UK banks step up Basel pressure on trade finance
The industry association for British banks has joined those asking banking regulators to revise provisions in new rules of credit affecting trade finance for fear they could disrupt the funding that is the lifeblood of global commerce.
Bankers believe the new Basel III banking rules, intended to forestall a repeat of the 2008 financial crisis, do not take into account that trade finance is one of the safest forms of lending.
In a letter to the Basel Committee on Banking Supervision published on Monday on its website, the British Bankers' Association (BBA) noted the British government and banks had set up a taskforce to look at trade finance and other questions.
"... the taskforce has concluded that customized treatment of trade finance would better reflect the risk profiles of these products and increase the capacity of banks to provide them, which will assist with exports and recovery," said the November 12 letter from BBA Chief Executive Angela Knight.
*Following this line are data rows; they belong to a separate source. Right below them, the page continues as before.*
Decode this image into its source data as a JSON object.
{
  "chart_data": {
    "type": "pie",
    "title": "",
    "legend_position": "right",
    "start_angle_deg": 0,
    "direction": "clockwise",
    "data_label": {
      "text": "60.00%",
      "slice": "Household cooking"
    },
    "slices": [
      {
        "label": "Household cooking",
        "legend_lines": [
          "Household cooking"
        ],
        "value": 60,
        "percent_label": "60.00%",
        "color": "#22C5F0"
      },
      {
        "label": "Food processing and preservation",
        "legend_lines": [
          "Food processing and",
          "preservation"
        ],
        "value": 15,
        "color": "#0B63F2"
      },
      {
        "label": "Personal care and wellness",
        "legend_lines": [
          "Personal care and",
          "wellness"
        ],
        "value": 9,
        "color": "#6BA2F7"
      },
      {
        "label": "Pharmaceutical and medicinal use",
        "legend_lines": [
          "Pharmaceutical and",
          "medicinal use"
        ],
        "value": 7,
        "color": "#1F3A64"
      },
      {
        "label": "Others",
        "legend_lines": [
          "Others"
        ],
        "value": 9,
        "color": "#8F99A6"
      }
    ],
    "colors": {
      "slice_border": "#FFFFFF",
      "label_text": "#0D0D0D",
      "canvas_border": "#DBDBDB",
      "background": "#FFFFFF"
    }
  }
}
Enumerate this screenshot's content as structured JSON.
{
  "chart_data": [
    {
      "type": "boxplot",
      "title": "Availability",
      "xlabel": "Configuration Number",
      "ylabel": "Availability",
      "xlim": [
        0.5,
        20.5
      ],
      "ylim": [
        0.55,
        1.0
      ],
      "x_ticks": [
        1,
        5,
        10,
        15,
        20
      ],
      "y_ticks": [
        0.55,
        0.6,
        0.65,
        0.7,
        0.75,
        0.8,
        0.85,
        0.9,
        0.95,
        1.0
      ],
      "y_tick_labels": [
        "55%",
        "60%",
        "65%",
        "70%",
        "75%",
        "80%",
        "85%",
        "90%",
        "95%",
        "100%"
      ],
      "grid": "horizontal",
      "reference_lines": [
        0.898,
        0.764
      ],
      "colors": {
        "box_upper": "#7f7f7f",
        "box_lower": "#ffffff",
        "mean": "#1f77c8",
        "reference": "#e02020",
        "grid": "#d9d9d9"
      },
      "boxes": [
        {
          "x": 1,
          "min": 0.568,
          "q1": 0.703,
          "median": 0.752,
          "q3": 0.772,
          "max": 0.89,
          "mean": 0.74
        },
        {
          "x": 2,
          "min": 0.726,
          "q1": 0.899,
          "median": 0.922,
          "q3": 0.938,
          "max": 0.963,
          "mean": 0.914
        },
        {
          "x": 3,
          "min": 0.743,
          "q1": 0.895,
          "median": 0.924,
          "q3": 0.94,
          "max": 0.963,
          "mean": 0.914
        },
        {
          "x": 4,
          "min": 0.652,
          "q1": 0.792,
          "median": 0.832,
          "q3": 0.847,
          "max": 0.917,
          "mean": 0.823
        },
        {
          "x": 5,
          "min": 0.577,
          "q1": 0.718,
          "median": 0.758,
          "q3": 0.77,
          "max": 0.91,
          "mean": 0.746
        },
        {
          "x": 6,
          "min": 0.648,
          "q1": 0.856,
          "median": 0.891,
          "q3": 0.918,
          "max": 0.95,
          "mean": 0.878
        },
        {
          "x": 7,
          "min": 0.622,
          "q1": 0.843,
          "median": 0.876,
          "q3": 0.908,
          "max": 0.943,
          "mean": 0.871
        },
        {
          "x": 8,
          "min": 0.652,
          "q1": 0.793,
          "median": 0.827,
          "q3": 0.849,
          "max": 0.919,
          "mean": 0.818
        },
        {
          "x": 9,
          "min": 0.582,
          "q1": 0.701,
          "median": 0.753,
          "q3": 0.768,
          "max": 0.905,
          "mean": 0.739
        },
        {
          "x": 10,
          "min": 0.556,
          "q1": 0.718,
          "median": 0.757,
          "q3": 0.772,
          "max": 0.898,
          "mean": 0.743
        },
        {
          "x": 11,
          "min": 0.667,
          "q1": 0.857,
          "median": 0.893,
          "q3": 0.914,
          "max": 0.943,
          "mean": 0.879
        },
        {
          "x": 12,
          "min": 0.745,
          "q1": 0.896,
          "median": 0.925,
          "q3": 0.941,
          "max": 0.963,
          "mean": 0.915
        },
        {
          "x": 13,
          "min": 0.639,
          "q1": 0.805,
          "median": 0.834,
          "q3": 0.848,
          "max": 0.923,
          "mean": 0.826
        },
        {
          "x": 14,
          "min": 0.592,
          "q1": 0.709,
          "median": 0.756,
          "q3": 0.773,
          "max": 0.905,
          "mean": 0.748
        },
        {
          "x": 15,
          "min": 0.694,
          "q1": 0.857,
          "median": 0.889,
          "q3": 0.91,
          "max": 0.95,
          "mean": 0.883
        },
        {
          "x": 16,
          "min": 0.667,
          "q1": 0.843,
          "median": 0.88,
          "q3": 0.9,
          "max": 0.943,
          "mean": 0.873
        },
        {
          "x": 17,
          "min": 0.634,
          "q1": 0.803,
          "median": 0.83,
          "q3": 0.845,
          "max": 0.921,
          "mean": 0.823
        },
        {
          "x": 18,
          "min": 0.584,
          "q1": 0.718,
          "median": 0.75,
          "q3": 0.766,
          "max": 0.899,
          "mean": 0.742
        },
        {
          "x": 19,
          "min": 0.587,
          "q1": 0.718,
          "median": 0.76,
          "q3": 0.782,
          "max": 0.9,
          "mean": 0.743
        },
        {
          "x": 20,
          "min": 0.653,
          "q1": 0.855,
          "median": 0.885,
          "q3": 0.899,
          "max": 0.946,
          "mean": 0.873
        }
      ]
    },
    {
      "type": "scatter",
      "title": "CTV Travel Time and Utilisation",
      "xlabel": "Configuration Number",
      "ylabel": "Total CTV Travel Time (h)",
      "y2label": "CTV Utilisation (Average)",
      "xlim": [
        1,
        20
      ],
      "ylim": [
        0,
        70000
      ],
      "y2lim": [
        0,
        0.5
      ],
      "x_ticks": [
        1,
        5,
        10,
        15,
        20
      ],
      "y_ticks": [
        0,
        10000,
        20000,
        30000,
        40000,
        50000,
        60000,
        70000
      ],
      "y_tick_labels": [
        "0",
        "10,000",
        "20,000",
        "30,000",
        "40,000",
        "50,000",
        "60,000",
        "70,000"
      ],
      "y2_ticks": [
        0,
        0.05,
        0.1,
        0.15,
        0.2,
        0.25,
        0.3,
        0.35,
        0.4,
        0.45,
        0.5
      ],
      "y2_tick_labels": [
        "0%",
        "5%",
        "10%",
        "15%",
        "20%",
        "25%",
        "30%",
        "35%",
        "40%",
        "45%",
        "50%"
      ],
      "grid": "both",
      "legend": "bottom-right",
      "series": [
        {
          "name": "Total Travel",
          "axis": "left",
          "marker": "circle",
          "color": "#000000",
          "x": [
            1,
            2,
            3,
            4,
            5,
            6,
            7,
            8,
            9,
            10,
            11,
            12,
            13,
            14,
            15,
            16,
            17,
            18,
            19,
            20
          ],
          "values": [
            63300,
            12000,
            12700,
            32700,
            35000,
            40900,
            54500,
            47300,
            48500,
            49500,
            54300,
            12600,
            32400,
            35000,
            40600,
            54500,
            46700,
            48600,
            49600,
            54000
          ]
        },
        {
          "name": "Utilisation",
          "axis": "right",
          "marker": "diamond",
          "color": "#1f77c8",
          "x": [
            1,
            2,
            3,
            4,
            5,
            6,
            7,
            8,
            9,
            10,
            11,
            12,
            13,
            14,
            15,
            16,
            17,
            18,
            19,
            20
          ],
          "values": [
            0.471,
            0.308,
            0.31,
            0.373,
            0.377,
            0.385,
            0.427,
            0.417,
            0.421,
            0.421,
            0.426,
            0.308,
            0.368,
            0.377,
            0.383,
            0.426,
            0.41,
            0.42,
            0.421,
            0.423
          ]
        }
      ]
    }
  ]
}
Leaders of the G20 rich and emerging countries endorsed the new package of regulations at a summit in Seoul last week but also agreed to monitor the impact of Basel III on trade finance.
HSBC Chairman Stephen Green, the former chairman of the BBA, said in Seoul he was confident Basel would be amended.
Low Default Rate
Governments and the World Trade Organization are concerned that companies in developing countries are still unable to access trade finance, vital to keep their exports flowing, and tough capital rules could discourage banks even further.
The Paris-based International Chamber of Commerce, which sets rules for trade finance, recently published the results of a database of trade finance transactions showing a default rate of only 0.02 percent.
The database, funded as a pilot project by the Asian Development Bank, looked at 5.22 million transactions from nine leading banks over five years, worth $2.5 trillion.
In its letter the BBA called on the Basel regulators to use the actual maturity of trade finance deals -- on average 115 days according to the database -- instead of applying the one-year maturity floor used for all loans when prescribing how much capital banks should set aside.
The current rules do allow national regulators to waive the maturity floor, but so far only Britain has done so.
The BBA also urged regulators to use industry data in their treatment of trade finance instruments, which are typically held off balance sheets and rarely convert to on-balance-sheet items. It called for an industry-wide panel of experts to draw on the expertise of the London banking market to calculate the appropriate "conversion factors" for different trade finance instruments.
The letter acknowledged Basel III, which makes it harder for banks to hide toxic assets, aims to improve regulation to build a robust financial system critical for economic recovery.
"However, the broad strokes of how the new capital, leverage and liquidity rules will be applied may have significant unintended consequences on banks' ability to provide these services and financing at affordable costs to business," it said.